Thursday 01 July 2021

Bible Book:

When he said this, all his opponents were put to shame. (v. 17)

Luke 13:10-17 Thursday 1 July 2021

Psalm 8


The unprecedentedly perfect relationship between purpose and practice that Jesus embodies underpins much of his sensational impact in Galilee. It explains why he was such a disruptive influence on the established religion and its leading practitioners and why his ministry was so astonishing to those who witnessed it. Jesus’s single-minded pursuit of the kingdom of God and his unconstrained expression of God’s Holy Spirit flowing from within the very core of his being, was unlike anything his contemporaries had ever seen or experienced. Here was God incarnate at work in a manner that displayed a perfect synergy between divine purpose and human practice. With no if’s, no but’s and no maybe’s, God’s urgent desire to let divine love transform humanity knew no bounds in the ministry of Jesus.

 And this put into sharp relief the unmistakable discontinuities between the practice of traditional religion within which Jesus grew up and his re-interpretation of its purpose and his re-expression of its practice in his life as a peripatetic teacher and healer. This fault line runs through the gospel accounts of his life and is especially apparent in this story. Is it tradition and order that take precedence, or is it the people the religion is designed to serve, people such as the disabled woman who enters the worship of the synagogue on this Sabbath day? With Jesus, anything that gets in the way of setting the people free is given short shrift.

The rules prohibit healing on the Sabbath. Jesus knows this and heals the woman anyway, who promptly praises God. In so doing he provides us with a classic demonstration of God’s presence, purpose and priorities. What a fabulously persuasive moment this is, for everyone that is except the leader of the synagogue, who is aghast at such impertinence. The holy day should not be polluted with human need. God should be allowed to be God on the Sabbath.

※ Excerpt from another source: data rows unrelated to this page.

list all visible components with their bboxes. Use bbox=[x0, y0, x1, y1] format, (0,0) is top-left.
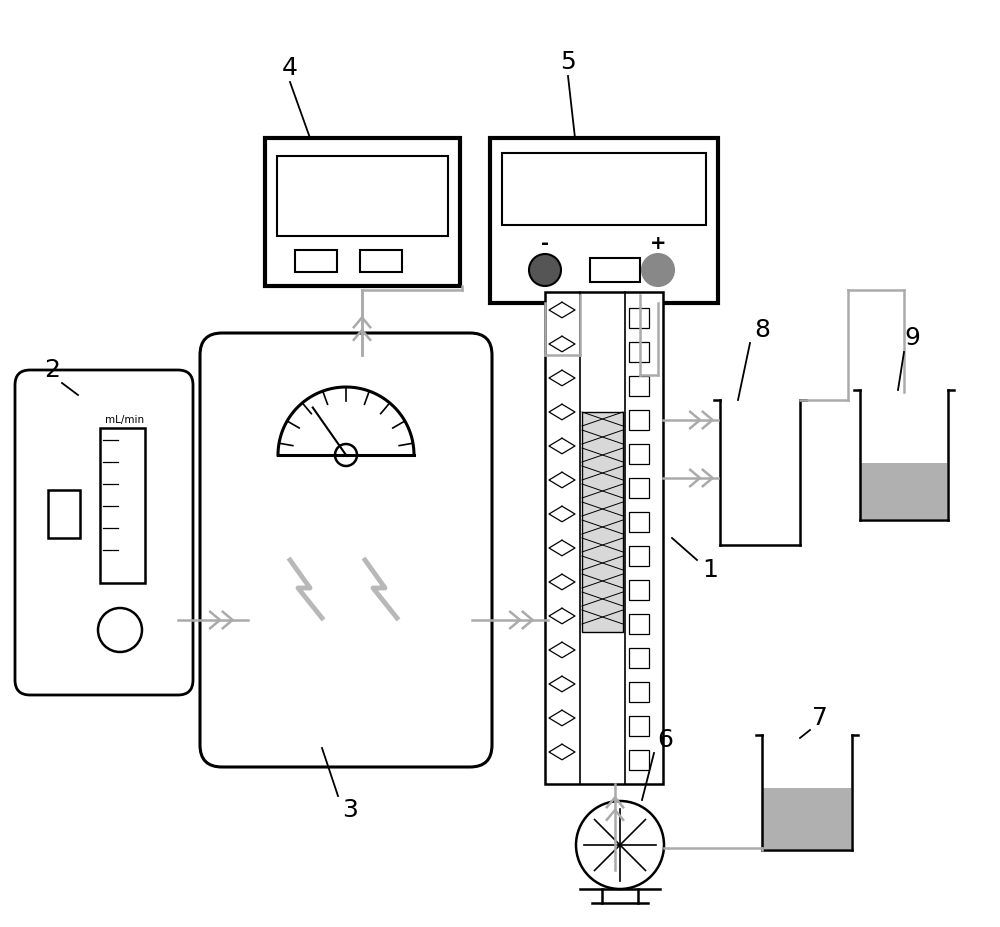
Text: 2: 2 bbox=[44, 358, 60, 382]
Circle shape bbox=[98, 608, 142, 652]
FancyBboxPatch shape bbox=[15, 370, 193, 695]
Text: +: + bbox=[650, 234, 666, 252]
Bar bbox=[490, 138, 718, 303]
Bar bbox=[861, 463, 947, 519]
FancyBboxPatch shape bbox=[200, 333, 492, 767]
Bar bbox=[629, 444, 649, 464]
Bar bbox=[265, 138, 460, 286]
Bar bbox=[48, 490, 80, 538]
Bar bbox=[295, 250, 337, 272]
Bar bbox=[502, 153, 706, 225]
Text: 8: 8 bbox=[754, 318, 770, 342]
Bar bbox=[763, 788, 851, 849]
Text: -: - bbox=[541, 234, 549, 252]
Text: 9: 9 bbox=[904, 326, 920, 350]
Bar bbox=[629, 580, 649, 600]
Bar bbox=[582, 412, 623, 632]
Bar bbox=[629, 478, 649, 498]
Bar bbox=[629, 410, 649, 430]
Bar bbox=[629, 512, 649, 532]
Bar bbox=[277, 156, 448, 236]
Bar bbox=[629, 308, 649, 328]
Bar bbox=[629, 682, 649, 702]
Text: 4: 4 bbox=[282, 56, 298, 80]
Circle shape bbox=[642, 254, 674, 286]
Text: mL/min: mL/min bbox=[105, 415, 145, 425]
Circle shape bbox=[335, 444, 357, 466]
Bar bbox=[629, 716, 649, 736]
Circle shape bbox=[576, 801, 664, 889]
Bar bbox=[360, 250, 402, 272]
Bar bbox=[629, 546, 649, 566]
Text: 5: 5 bbox=[560, 50, 576, 74]
Bar bbox=[590, 258, 640, 282]
Text: 6: 6 bbox=[657, 728, 673, 752]
Bar bbox=[545, 292, 663, 784]
Text: 7: 7 bbox=[812, 706, 828, 730]
Text: 3: 3 bbox=[342, 798, 358, 822]
Bar bbox=[629, 648, 649, 668]
Bar bbox=[629, 342, 649, 362]
Bar bbox=[629, 750, 649, 770]
Bar bbox=[629, 376, 649, 396]
Text: 1: 1 bbox=[702, 558, 718, 582]
Circle shape bbox=[529, 254, 561, 286]
Bar bbox=[629, 614, 649, 634]
Bar bbox=[100, 428, 145, 583]
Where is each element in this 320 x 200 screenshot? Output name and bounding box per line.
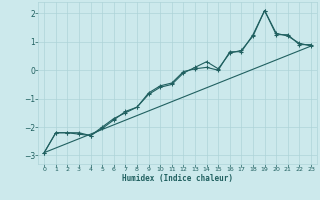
X-axis label: Humidex (Indice chaleur): Humidex (Indice chaleur): [122, 174, 233, 183]
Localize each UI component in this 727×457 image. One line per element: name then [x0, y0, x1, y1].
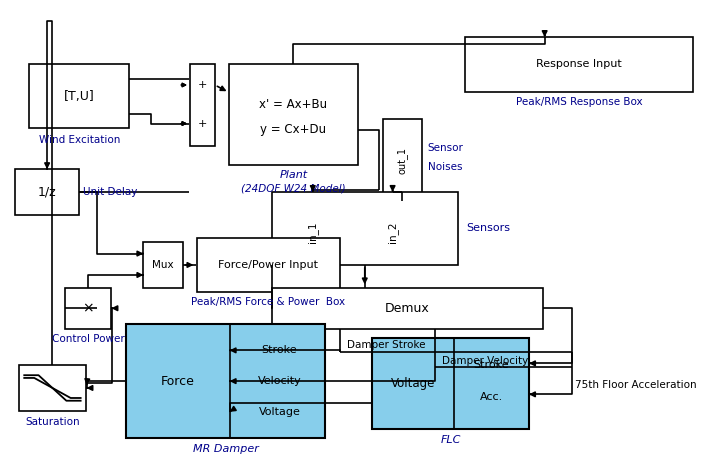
FancyBboxPatch shape	[15, 169, 79, 215]
FancyBboxPatch shape	[272, 288, 543, 329]
FancyBboxPatch shape	[229, 64, 358, 165]
Text: Plant: Plant	[279, 170, 308, 180]
FancyBboxPatch shape	[197, 238, 340, 292]
Text: Peak/RMS Response Box: Peak/RMS Response Box	[515, 97, 642, 107]
Text: +: +	[198, 118, 207, 128]
Text: Peak/RMS Force & Power  Box: Peak/RMS Force & Power Box	[191, 298, 345, 307]
Text: Sensors: Sensors	[466, 223, 510, 234]
Text: Wind Excitation: Wind Excitation	[39, 135, 120, 145]
FancyBboxPatch shape	[382, 119, 422, 201]
FancyBboxPatch shape	[272, 192, 457, 265]
Text: out_1: out_1	[397, 147, 408, 174]
Text: FLC: FLC	[441, 436, 461, 446]
Text: (24DOF W24 Model): (24DOF W24 Model)	[241, 183, 345, 193]
Text: in_1: in_1	[308, 221, 318, 243]
Text: Damper Stroke: Damper Stroke	[347, 340, 425, 350]
Text: Stroke: Stroke	[473, 360, 509, 370]
Text: 1/z: 1/z	[38, 186, 57, 198]
Text: Voltage: Voltage	[259, 407, 300, 417]
FancyBboxPatch shape	[372, 338, 529, 429]
Text: Stroke: Stroke	[262, 345, 297, 356]
Text: Damper Velocity: Damper Velocity	[442, 356, 528, 366]
Text: 75th Floor Acceleration: 75th Floor Acceleration	[575, 380, 697, 390]
FancyBboxPatch shape	[143, 242, 182, 288]
Text: Demux: Demux	[385, 302, 430, 315]
Text: x' = Ax+Bu: x' = Ax+Bu	[260, 98, 327, 111]
Text: Control Power: Control Power	[52, 334, 124, 344]
Text: Sensor: Sensor	[427, 143, 463, 153]
FancyBboxPatch shape	[29, 64, 129, 128]
Text: Noises: Noises	[427, 162, 462, 172]
Text: Unit Delay: Unit Delay	[83, 187, 137, 197]
Text: ×: ×	[82, 301, 94, 315]
FancyBboxPatch shape	[19, 365, 87, 411]
Text: Saturation: Saturation	[25, 417, 80, 427]
Text: Force: Force	[161, 375, 195, 388]
Text: MR Damper: MR Damper	[193, 445, 259, 454]
Text: Voltage: Voltage	[390, 377, 435, 390]
FancyBboxPatch shape	[465, 37, 693, 92]
Text: +: +	[198, 80, 207, 90]
FancyBboxPatch shape	[126, 324, 326, 438]
Text: Response Input: Response Input	[536, 59, 622, 69]
FancyBboxPatch shape	[65, 288, 111, 329]
Text: Acc.: Acc.	[480, 392, 503, 402]
Text: Velocity: Velocity	[257, 376, 302, 386]
FancyBboxPatch shape	[190, 64, 215, 147]
Text: Mux: Mux	[152, 260, 174, 270]
Text: [T,U]: [T,U]	[64, 90, 95, 103]
Text: Force/Power Input: Force/Power Input	[218, 260, 318, 270]
Text: in_2: in_2	[387, 221, 398, 243]
Text: y = Cx+Du: y = Cx+Du	[260, 123, 326, 136]
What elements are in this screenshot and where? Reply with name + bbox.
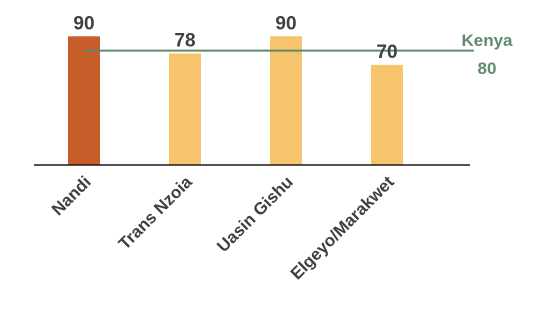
bar-trans-nzoia: [169, 53, 201, 165]
category-label: Uasin Gishu: [213, 172, 297, 256]
value-labels-group: 90 78 90 70: [73, 13, 397, 63]
category-label: Trans Nzoia: [115, 172, 196, 253]
bar-uasin-gishu: [270, 36, 302, 165]
value-label: 90: [73, 13, 94, 34]
reference-line-name: Kenya: [461, 31, 513, 50]
bars-group: [68, 36, 403, 165]
value-label: 78: [174, 30, 195, 51]
reference-line-value: 80: [478, 59, 497, 78]
value-label: 90: [275, 13, 296, 34]
value-label: 70: [376, 42, 397, 63]
category-label: Nandi: [48, 172, 95, 219]
category-labels-group: Nandi Trans Nzoia Uasin GishuElgeyo/Marakw…: [48, 172, 398, 283]
category-label: Elgeyo/Marakwet: [287, 172, 398, 283]
bar-elgeyo-marakwet: [371, 64, 403, 165]
bar-nandi: [68, 36, 100, 165]
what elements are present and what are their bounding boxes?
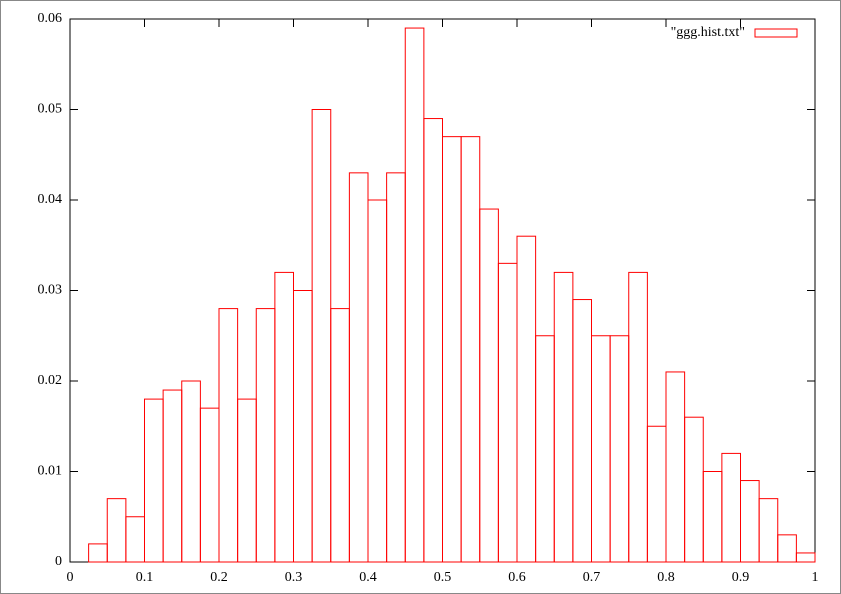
- x-tick-label: 0.6: [508, 570, 526, 585]
- x-tick-label: 0.1: [136, 570, 154, 585]
- legend-label: "ggg.hist.txt": [671, 25, 745, 40]
- x-tick-label: 0.9: [732, 570, 750, 585]
- y-tick-label: 0: [55, 554, 62, 569]
- y-tick-label: 0.03: [38, 283, 63, 298]
- y-tick-label: 0.01: [38, 464, 63, 479]
- legend-swatch: [754, 28, 798, 38]
- y-tick-label: 0.05: [38, 102, 63, 117]
- bar: [628, 271, 648, 563]
- y-tick-label: 0.06: [38, 11, 63, 26]
- x-tick-label: 0.7: [583, 570, 601, 585]
- x-tick-label: 0.8: [657, 570, 675, 585]
- x-tick-label: 0: [67, 570, 74, 585]
- bar: [795, 552, 816, 563]
- x-tick-label: 0.5: [434, 570, 452, 585]
- y-tick-label: 0.04: [38, 192, 63, 207]
- bar: [758, 498, 779, 563]
- x-tick-label: 0.2: [210, 570, 228, 585]
- x-tick-label: 0.3: [285, 570, 303, 585]
- bar: [777, 534, 797, 563]
- y-tick-label: 0.02: [38, 373, 63, 388]
- x-tick-label: 1: [812, 570, 819, 585]
- x-tick-label: 0.4: [359, 570, 377, 585]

Which paradoxically is precisely what Jesus is doing. Letting God be God. The world has moved on, the stakes couldn’t be higher, and the morass of religious and political regulations, inconsistencies and hypocrisies is no longer fit for purpose.

This is the painful truth which puts his opponents to shame. Deep down they recognise that Jesus is what they are not. That is a desperately hard place to be, because shame is a crippling emotion. Yet in this very moment of harsh reality they could have crossed the fault line and embraced the new normal that Jesus represented. The opportunity was there, but they failed to take it. Instead they dug in, pushed back and plotted his demise.

History has a way of repeating itself. During times of social upheaval and rapid cultural transition the traditional Church has so often been left behind as new innovations, movements and fresh expressions of what it is to be radically Christian have gained traction. And they have done so not least because the Holy Spirit was so manifestly at work within and through them. The birth of Methodism, in all its flavours, is testimony to this. The same is true in Luke’s story and is still true today; people do rejoice at all the wonderful things that God is doing.

To Ponder:

  • The Church is shamed when we knowingly oppose Jesus with our self-centred attitudes and curtail and constrain his kingdom purpose: what needs to be given short shrift today?
  • In your own life what hypocrisies might God want you to address?
  • What fresh kingdom priorities is God needing you to put front and centre right now?


Come Holy Spirit, wellspring of my soul’s delight, and so fill me with the love of Jesus that I may respond with grace as you reshape my life by challenging me to engage more fully with his priorities.